Multi-Head Attention
LLMs stack multiple “heads” of attention. Each head focuses on different aspects of language, one might track grammar, while another tracks pronoun references. By stacking these layers, the model builds a complex, abstract understanding of the text.

How LLMs Generate Text
Functionally, LLMs are sophisticated autocomplete engines. When you ask a question, the model views it as the first part of a sequence and calculates the most probable “completion” (the answer), token by token.
Other Resources:
- “LoRA vs. QLoRA,” Redhat.com, 2025. https://www.redhat.com/en/topics/ai/lora-vs-qlora
- “LoRA vs.

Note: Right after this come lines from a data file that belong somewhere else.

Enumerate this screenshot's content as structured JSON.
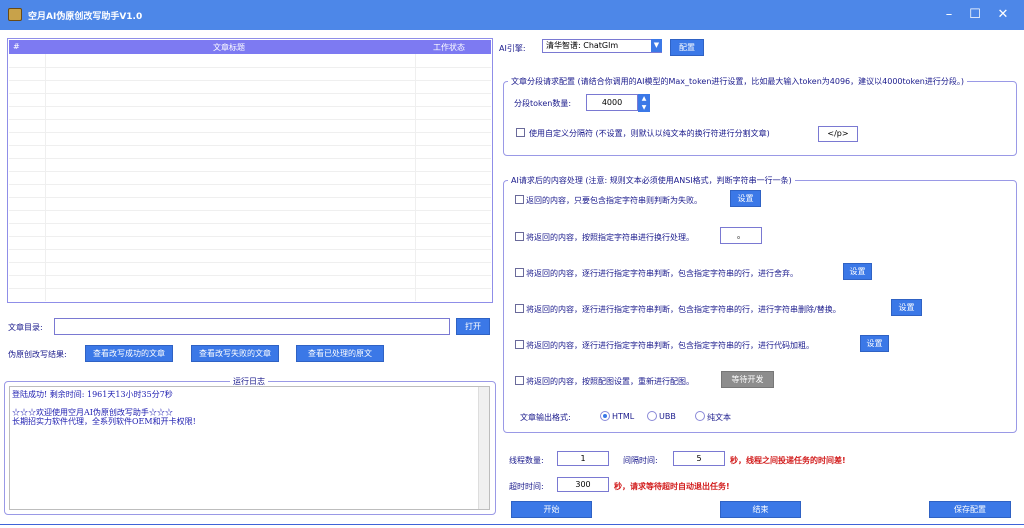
{
  "window": {
    "title": "空月AI伪原创改写助手V1.0"
  },
  "colors": {
    "titlebar": "#4d87e8",
    "button": "#3b78e7",
    "grid_header": "#7d7af2",
    "text": "#1a1a8c",
    "red": "#d21c1c"
  },
  "icons": {
    "minimize": "minimize-icon",
    "maximize": "maximize-icon",
    "close": "close-icon"
  },
  "grid": {
    "col_index": "#",
    "col_title": "文章标题",
    "col_status": "工作状态"
  },
  "article_dir": {
    "label": "文章目录:",
    "value": "",
    "open_button": "打开"
  },
  "results": {
    "label": "伪原创改写结果:",
    "btn_success": "查看改写成功的文章",
    "btn_failed": "查看改写失败的文章",
    "btn_original": "查看已处理的原文"
  },
  "log": {
    "title": "运行日志",
    "lines": [
      "登陆成功! 剩余时间: 1961天13小时35分7秒",
      "",
      "☆☆☆欢迎使用空月AI伪原创改写助手☆☆☆",
      "长期招实力软件代理，全系列软件OEM和开卡权限!"
    ]
  },
  "engine": {
    "label": "AI引擎:",
    "selected": "清华智谱: ChatGlm",
    "config_button": "配置"
  },
  "split": {
    "title": "文章分段请求配置 (请结合你调用的AI模型的Max_token进行设置，比如最大输入token为4096，建议以4000token进行分段。)",
    "token_label": "分段token数量:",
    "token_value": "4000",
    "custom_label": "使用自定义分隔符 (不设置，则默认以纯文本的换行符进行分割文章)",
    "custom_value": "</p>"
  },
  "post": {
    "title": "AI请求后的内容处理 (注意: 规则文本必须使用ANSI格式，判断字符串一行一条)",
    "opt1": "返回的内容，只要包含指定字符串则判断为失败。",
    "opt1_btn": "设置",
    "opt2": "将返回的内容，按照指定字符串进行换行处理。",
    "opt2_value": "。",
    "opt3": "将返回的内容，逐行进行指定字符串判断，包含指定字符串的行，进行舍弃。",
    "opt3_btn": "设置",
    "opt4": "将返回的内容，逐行进行指定字符串判断，包含指定字符串的行，进行字符串删除/替换。",
    "opt4_btn": "设置",
    "opt5": "将返回的内容，逐行进行指定字符串判断，包含指定字符串的行，进行代码加粗。",
    "opt5_btn": "设置",
    "opt6": "将返回的内容，按照配图设置，重新进行配图。",
    "opt6_btn": "等待开发",
    "format_label": "文章输出格式:",
    "formats": [
      "HTML",
      "UBB",
      "纯文本"
    ],
    "format_selected": "HTML"
  },
  "threads": {
    "label": "线程数量:",
    "value": "1",
    "interval_label": "间隔时间:",
    "interval_value": "5",
    "interval_hint": "秒，线程之间投递任务的时间差!",
    "timeout_label": "超时时间:",
    "timeout_value": "300",
    "timeout_hint": "秒，请求等待超时自动退出任务!"
  },
  "actions": {
    "start": "开始",
    "stop": "结束",
    "save": "保存配置"
  }
}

QLoRA: Efficient fine-tuning techniques for LLMs,” Modal, 2024. https://modal.com/blog/lora-qlora
- GeeksforGeeks, “FineTuning using LoRA and QLoRA,” GeeksforGeeks, Jun. 20, 2025. https://www.geeksforgeeks.org/deep-learning/fine-tuning-using-lora-and-qlora/
- Shalini Dhote, “Parameter-Efficient Fine-Tuning of Large Language Models with LoRA and QLoRA,” Analytics Vidhya, Aug. 27, 2023. https://www.analyticsvidhya.com/blog/2023/08/lora-and-qlora/.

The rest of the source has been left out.